Software projects do not fail because cost matters. They get into trouble when cost becomes the objective instead of a constraint, and teams optimize for cheap implementation instead of operational value.
One of the biggest mistakes I see in software projects isn’t bad code.
It isn’t bad architecture.
It isn’t even a lack of engineering talent.
It’s optimizing the wrong objective.
Every software project has constraints. Time matters. Budget matters. Deadlines matter. Nobody has infinite resources.
But over the years I’ve noticed something that happens surprisingly often.
A conversation begins with:
“What’s the cheapest way to implement this feature?”
That sounds reasonable.
Until you realize it may be the wrong question.
Local Optimization vs. System Optimization
Imagine someone asks for delete permissions.
A local solution might be:
“Only three administrators can delete.”
It’s inexpensive.
It solves today’s problem.
But what happens next?
A technician accidentally makes a mistake.
Now they can’t fix it themselves.
Every correction requires an administrator.
The software has introduced a new operational bottleneck that didn’t exist before.
The engineering problem wasn’t actually “Who can delete?”
It was:
- edit lifecycle
- restore workflow
- permissions
- operational ownership
- user autonomy
- data consistency
The delete button was only the visible symptom.
The Decision Surface
One feature request often expands into an entire subsystem.
What begins as:
“Can we restore a deleted item?”
quickly becomes:
- restore workflow
- consistency
- permissions
- parent/child restoration
- auditability
- user expectations
Good engineering doesn’t prematurely collapse that decision surface.
It expands it first.
Only after understanding the relevant constraints does it begin optimizing.
Cost Is a Constraint, Not the Objective
Engineering cost absolutely matters.
Ignoring cost isn’t responsible.
But minimizing engineering cost is not the same thing as maximizing return on investment.
Those are different objective functions.
If optimizing for lower engineering cost creates additional manual work, operational bottlenecks, confusing workflows, or reduced adoption, then the software may actually produce less business value despite costing less to build.

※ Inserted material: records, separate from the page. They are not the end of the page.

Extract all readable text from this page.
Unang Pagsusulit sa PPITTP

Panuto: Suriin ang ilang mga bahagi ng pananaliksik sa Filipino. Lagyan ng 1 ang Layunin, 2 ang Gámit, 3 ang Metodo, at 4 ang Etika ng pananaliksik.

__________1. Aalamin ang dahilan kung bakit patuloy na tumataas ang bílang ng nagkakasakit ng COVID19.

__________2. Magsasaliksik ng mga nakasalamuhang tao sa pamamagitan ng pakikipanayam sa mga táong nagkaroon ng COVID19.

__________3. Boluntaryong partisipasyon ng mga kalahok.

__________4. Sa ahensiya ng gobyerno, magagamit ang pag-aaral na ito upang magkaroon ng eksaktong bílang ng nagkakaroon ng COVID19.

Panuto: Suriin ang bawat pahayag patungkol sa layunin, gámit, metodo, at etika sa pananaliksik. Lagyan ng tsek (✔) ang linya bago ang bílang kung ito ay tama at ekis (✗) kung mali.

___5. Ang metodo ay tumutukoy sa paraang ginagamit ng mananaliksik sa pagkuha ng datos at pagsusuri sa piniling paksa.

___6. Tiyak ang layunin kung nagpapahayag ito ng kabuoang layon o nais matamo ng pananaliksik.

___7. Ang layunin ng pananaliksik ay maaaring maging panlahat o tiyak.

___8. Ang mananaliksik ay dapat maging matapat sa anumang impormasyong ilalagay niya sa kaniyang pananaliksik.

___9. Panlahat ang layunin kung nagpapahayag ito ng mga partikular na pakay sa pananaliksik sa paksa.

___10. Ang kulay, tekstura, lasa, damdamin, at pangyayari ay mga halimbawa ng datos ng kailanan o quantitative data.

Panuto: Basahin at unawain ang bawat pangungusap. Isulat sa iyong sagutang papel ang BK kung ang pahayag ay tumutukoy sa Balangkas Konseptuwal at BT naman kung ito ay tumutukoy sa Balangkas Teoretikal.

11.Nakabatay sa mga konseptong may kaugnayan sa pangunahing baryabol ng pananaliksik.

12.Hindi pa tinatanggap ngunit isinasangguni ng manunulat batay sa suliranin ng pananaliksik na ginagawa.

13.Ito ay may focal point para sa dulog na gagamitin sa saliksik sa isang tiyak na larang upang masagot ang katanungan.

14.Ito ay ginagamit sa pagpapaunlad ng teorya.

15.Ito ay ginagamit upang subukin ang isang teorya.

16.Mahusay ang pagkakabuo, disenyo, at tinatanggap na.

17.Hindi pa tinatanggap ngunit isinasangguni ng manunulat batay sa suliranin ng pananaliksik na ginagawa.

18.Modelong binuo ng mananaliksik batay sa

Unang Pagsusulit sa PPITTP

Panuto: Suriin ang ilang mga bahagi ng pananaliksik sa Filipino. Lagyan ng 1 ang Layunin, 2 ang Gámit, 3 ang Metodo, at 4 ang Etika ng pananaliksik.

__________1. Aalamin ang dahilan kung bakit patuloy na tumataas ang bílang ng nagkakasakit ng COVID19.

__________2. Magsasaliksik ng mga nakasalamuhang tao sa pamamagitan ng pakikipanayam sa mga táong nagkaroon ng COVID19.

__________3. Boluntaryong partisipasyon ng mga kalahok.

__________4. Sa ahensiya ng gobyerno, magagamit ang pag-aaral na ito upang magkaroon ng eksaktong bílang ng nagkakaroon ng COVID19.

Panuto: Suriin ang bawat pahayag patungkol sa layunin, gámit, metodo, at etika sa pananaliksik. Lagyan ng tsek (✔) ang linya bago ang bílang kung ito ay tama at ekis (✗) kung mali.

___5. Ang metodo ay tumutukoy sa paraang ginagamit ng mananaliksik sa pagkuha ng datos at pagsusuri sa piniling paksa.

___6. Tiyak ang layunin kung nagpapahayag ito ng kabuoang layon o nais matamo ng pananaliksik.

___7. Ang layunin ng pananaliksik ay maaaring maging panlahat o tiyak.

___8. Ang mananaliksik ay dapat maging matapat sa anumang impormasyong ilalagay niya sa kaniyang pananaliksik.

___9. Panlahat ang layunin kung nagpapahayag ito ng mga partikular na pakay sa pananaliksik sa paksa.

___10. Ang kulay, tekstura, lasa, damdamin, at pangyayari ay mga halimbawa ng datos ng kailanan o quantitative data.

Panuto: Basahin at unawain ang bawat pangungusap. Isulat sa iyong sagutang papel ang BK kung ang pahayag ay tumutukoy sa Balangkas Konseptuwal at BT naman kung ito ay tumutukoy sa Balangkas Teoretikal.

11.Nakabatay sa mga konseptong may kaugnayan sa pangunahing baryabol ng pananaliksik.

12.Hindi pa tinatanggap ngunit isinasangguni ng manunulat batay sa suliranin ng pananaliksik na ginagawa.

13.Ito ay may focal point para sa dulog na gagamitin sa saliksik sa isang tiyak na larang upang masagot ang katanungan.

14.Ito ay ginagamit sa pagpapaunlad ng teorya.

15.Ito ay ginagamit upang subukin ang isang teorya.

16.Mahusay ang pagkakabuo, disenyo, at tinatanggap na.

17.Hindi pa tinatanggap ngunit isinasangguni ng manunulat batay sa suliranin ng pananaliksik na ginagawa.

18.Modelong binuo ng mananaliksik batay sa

Sometimes spending another week on a workflow saves thousands of hours over the next several years.
Sometimes it doesn’t.
The point is that you cannot answer that question until you’ve understood the entire operational problem.
Operational Software Is Different
This distinction becomes especially important when software is replacing an existing operational workflow.
A startup searching for product-market fit is trying to answer:
“Should this product exist?”
An internal operational system is answering a different question:
“How do we improve an existing business operation?”
Those are different engineering disciplines.
When software becomes part of the company’s daily operations, it succeeds or fails based on how well it supports those operations.
Not how cheaply each individual feature was implemented.
The Wrong Optimization Function
I don’t believe software projects fail because people care about cost.
Every responsible business should.
I think projects get into trouble when cost becomes the primary objective instead of one of the constraints.
The question shouldn’t be:
“What’s the cheapest way to build this feature?”
The question should be:
“What engineering investment creates the greatest operational improvement, given our budget?”
Those sound similar.
They’re not.
One optimizes engineering cost.
The other optimizes business value.
That difference changes nearly every engineering conversation.
Final Thought
Cheaper engineering isn’t a moat.
Beautiful architecture isn’t a moat either.
Operational software creates value when it faithfully improves the way people work.
Engineering should optimize for that outcome first.
Everything else, including cost, should be evaluated in service of that objective, not instead of it.